Eurozone inflation accelerated more-than-expected to a near 10-year high in August, flash data from Eurostat showed on Tuesday.
Inflation rose to 3 percent in August from 2.2 percent in July. This was the highest since November 2011 and also exceeded the European Central Bank’s 2 percent target and economists’ forecast of 2.7 percent.
Core inflation that excludes energy, food, alcohol and tobacco, advanced to 1.6 percent from 0.7 percent in July. The rate was forecast to rise to 1.5 percent.
The increase in inflation was primarily due to temporary forces that should fade next year, leaving headline and core inflation well below 2 percent by the end of 2022, Jack Allen-Reynolds, an economist at Capital Economics, said.

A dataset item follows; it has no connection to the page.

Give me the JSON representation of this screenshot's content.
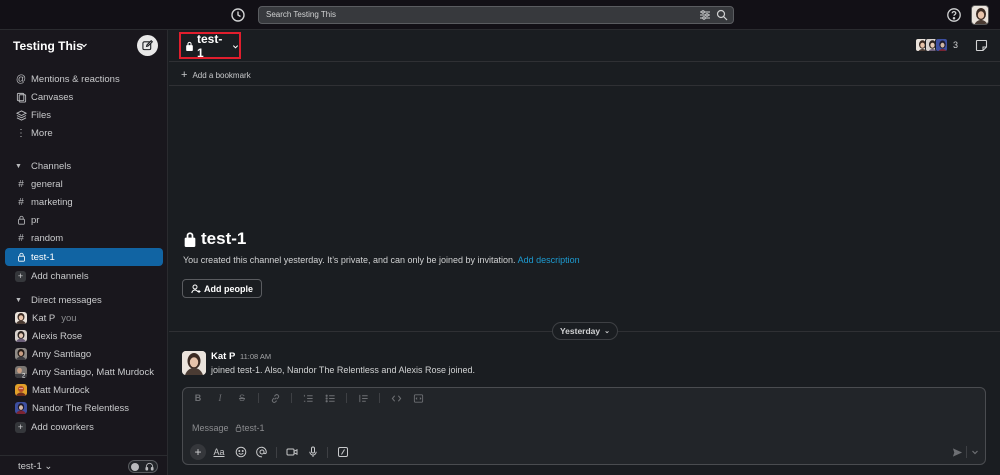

The economist said the headline rate will drop to about 2 percent in January then trend down throughout the year to end 2022 at around 1 percent.
Despite the jump in core inflation and the further rise in headline inflation, this is not set to sway the ECB towards a more hawkish stance ahead of the September meeting next week, Bert Colijn, an ING economist said.
The macro projections presented at next week’s meeting will likely not have seen too much extra upward pressure yet, the economist added.
On a monthly basis, the harmonized index of consumer prices gained 0.4 percent in August, Eurostat data showed. Final data is due on September 17.
Among components of the harmonized index of consumer prices, energy showed the highest annual rate of 15.4 percent, followed by non-energy industrial goods with 2.7 percent increase.
Food, alcohol and tobacco prices gained 2.0 percent and services cost advanced 1.1 percent.